The DC-excited tube’s output cannot go full on/off inside this period and instead makes a ~25% power output the whole time, with “bumps” of power going up and down with a 1.5mm spatial period. It’s just a weak burn line.

But a totally SECONDARY response graph is what happens at lesser power. Now, an RF tube is NOT complicated- if it has a 90us response and a linear rise/fall, it does that. A 100W tube at 50% duty 5.555KHz it will produce a sawtooth power output with an average power of 50% of 50W. And we can go to 5% duty and still get the same ramp up/down slopes. If instead we ask for 5% PWM at 20KHz, we get about 5% power on average. 5W on a 100W tube.

DC-excited is mighty unstable arc in this area. The tube actually drawing current (like a current meter on an oscilloscope), the tube’s side glow, and actual lasing are different things.

At 20% PWM 20KHz, the DC-excited tube is 17% average power output (I have a great Coherent meter!). At 10% PWM, it’s basically no output. So, you’re like, I can still get 5% output somewhere by finding the sweet spot, right? Not really. The DC tube’s really inconsistent, you might use 12.7% PWM and get 5% power at one moment, then find the tube output can also get stuck at 0% on this duty- or could leap to 10% power. Without a feedback circuit that senses laser output, we just can’t keep it stable in this range.

To be more colloquial, this is like having a manual transmission- and you’re not allowed to use the clutch. You want to go slow. 10mph, sure. But can you creep at 1 mph? Once we start turning the engine below 1000 rpm, it’s really shaky and can die easily. There’s nothing you can do with the throttle or brake to get a predictable power output at 300rpm- it might die, it might surge to a clean 1000 rpm, it might bounce around from 200rpm to 600rpm and shake the car, but you can’t keep it stable at 300 rpm. So it can’t creep at 1mph. But an EV can.

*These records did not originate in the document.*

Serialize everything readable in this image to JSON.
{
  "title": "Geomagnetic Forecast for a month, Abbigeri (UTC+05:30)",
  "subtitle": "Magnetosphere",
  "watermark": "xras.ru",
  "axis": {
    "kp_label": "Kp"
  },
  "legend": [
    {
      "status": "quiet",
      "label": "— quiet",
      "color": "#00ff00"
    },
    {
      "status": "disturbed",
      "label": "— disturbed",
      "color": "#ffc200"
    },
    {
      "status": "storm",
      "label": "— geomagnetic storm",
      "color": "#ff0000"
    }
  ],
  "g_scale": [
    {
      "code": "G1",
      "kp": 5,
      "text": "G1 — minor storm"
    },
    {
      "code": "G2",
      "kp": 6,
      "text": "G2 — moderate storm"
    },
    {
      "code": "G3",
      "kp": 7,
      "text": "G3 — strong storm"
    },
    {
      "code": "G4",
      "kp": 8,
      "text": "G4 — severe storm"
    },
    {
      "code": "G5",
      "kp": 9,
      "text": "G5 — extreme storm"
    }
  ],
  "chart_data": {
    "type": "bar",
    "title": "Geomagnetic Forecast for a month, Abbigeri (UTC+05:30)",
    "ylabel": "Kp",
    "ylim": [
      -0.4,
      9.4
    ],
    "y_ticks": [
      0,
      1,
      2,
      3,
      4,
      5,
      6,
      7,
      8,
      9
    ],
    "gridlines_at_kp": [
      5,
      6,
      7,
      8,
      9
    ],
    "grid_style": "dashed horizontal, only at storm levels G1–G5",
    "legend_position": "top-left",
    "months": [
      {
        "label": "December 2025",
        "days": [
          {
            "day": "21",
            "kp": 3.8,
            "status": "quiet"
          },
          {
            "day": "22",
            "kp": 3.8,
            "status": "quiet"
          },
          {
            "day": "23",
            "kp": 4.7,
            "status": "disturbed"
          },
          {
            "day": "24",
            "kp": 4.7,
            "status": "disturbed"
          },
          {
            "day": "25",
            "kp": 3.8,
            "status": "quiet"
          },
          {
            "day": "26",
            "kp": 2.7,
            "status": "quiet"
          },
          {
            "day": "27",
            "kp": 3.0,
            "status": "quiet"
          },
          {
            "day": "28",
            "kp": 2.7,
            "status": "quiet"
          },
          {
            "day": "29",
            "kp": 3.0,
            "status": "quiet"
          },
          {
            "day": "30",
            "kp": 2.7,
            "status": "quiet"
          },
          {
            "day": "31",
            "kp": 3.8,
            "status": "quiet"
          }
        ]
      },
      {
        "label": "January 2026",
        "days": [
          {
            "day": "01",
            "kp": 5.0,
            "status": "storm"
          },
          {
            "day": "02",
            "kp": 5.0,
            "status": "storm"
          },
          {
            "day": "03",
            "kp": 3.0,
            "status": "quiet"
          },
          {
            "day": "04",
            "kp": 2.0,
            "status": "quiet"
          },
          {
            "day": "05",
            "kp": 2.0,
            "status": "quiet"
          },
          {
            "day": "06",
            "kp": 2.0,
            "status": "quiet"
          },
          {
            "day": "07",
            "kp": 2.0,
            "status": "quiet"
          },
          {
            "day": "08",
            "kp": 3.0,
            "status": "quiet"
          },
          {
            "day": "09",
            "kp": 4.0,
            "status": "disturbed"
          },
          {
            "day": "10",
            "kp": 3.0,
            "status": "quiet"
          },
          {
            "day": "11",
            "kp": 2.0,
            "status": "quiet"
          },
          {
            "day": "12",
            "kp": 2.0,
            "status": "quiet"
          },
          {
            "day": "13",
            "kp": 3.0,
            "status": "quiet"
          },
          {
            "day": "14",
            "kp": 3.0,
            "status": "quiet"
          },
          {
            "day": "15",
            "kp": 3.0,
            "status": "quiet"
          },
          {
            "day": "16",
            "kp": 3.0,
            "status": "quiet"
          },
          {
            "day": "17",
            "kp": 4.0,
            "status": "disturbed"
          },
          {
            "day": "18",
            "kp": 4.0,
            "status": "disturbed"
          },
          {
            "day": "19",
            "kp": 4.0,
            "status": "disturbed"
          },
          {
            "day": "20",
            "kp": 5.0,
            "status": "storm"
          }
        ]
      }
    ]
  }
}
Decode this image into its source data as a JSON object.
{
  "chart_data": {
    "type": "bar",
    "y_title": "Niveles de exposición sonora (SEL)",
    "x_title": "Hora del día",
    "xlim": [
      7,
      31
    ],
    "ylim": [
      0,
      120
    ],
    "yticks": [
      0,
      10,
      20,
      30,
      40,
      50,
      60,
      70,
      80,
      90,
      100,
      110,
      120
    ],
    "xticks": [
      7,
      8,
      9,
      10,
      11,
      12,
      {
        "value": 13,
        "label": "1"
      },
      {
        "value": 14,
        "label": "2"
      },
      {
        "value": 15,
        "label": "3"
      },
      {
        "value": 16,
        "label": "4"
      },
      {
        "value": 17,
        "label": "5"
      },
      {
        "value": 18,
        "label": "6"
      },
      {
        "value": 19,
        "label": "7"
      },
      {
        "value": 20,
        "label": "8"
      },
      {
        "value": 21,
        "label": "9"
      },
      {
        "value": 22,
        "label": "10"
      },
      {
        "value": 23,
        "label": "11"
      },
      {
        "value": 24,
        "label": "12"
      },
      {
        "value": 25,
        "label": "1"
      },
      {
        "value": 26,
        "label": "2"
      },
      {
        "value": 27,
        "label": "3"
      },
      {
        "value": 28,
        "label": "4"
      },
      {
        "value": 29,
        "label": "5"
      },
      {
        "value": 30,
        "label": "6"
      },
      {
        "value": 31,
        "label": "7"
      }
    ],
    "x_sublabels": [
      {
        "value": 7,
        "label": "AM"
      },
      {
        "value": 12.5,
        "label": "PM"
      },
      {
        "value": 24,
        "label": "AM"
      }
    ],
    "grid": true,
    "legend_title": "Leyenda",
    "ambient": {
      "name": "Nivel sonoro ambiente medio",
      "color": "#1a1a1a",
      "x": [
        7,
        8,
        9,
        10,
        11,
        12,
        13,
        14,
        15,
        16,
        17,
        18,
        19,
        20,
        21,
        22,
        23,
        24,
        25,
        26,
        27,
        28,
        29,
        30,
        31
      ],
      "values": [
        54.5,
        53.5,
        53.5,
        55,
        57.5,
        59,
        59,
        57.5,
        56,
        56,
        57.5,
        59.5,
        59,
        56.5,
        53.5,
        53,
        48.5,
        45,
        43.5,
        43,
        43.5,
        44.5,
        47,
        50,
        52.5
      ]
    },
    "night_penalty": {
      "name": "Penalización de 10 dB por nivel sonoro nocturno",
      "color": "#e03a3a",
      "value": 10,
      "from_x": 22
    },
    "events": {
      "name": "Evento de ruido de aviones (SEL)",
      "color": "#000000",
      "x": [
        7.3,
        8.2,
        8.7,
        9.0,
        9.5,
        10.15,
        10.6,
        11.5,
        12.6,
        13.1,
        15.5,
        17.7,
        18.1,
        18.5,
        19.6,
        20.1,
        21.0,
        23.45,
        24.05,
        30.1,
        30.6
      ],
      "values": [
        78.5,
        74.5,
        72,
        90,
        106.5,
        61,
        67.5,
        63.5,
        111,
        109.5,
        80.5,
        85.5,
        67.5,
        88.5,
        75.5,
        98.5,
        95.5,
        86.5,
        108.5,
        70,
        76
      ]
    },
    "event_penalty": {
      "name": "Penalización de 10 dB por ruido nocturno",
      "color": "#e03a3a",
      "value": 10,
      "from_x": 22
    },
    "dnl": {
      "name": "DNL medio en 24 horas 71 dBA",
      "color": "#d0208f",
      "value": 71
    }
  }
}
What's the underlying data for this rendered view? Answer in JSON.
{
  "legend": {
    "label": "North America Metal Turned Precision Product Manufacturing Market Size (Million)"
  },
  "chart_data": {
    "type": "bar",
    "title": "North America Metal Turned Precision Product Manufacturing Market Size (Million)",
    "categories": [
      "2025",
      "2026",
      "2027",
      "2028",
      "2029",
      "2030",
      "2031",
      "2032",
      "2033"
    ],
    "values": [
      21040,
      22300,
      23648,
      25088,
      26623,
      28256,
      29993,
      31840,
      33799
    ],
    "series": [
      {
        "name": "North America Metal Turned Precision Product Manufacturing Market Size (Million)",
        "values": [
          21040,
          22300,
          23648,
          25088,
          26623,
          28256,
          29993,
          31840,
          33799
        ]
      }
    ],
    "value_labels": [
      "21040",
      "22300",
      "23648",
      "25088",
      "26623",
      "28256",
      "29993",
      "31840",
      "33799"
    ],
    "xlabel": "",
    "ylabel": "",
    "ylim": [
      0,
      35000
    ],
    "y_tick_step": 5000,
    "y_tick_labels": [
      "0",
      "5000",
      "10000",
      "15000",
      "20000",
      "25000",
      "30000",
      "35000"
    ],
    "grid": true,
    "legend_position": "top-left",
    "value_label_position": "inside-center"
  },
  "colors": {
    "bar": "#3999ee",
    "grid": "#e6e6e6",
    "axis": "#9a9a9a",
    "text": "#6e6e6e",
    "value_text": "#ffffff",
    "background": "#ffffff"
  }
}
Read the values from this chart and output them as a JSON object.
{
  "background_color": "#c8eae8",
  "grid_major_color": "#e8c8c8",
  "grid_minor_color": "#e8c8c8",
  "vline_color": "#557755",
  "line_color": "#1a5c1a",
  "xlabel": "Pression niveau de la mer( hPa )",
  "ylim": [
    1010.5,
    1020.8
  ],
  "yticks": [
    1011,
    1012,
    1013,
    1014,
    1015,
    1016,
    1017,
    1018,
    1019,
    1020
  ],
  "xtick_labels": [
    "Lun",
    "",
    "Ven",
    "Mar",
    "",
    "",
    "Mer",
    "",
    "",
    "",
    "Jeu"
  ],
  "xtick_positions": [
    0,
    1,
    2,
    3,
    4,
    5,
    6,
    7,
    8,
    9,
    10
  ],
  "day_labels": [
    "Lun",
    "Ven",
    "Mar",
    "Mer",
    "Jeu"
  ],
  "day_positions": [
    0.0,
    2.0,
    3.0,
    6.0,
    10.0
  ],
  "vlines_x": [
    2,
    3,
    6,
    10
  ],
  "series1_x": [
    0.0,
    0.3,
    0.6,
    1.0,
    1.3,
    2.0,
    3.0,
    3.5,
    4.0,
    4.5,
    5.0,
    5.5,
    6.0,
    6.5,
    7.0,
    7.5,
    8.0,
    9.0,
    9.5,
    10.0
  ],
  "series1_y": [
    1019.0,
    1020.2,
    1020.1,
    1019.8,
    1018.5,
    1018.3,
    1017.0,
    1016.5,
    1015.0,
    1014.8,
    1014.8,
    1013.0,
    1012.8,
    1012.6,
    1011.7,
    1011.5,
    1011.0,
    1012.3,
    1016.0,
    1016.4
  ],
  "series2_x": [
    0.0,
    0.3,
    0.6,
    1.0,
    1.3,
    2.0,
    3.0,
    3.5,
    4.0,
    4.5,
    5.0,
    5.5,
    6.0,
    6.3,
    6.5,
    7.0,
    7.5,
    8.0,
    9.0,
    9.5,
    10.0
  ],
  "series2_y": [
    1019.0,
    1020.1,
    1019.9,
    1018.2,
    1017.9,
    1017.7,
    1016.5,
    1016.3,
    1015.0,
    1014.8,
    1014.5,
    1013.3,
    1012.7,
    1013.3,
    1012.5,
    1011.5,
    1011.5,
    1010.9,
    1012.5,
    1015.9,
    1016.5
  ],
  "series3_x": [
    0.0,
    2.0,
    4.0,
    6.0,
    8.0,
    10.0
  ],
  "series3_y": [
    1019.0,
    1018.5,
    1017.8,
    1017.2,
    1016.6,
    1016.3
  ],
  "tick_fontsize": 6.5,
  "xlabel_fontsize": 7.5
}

Sorry for the long-windedness, I’m thinking through this myself, and thinking how I might script a video explaining it, so I’m going through all the thoughts. Bottom line on the second point, a 100W DC-excited tube can scale from 100W to about 15W… then it’s sort of an exponential decay to 0W with only a small change in duty, and it’s so unstable and unpredictable we can’t use it. You could in theory find that 10.3% duty produces 5W one moment, but unstable- the next moment it could produce 10W or 0W.

I can’t comprehend how this would work in a digital environment.

Not to mention we have some form of ‘real’ power control.?


Never was an argument about if the rf was more complicated.

Even though you say ‘not anymore complicated’, the price tag doesn’t agree… :crazy_face:

:smile_cat:

The DC-excited LPS is more complicated to control, as the 0%-~10% power band is unusable. And being 100x faster on modulating output is always a good thing.

The trapezoidal/“sawtooth” ramping is at least well specified with RF. DC-excited is… well, no one’s even tried to test it.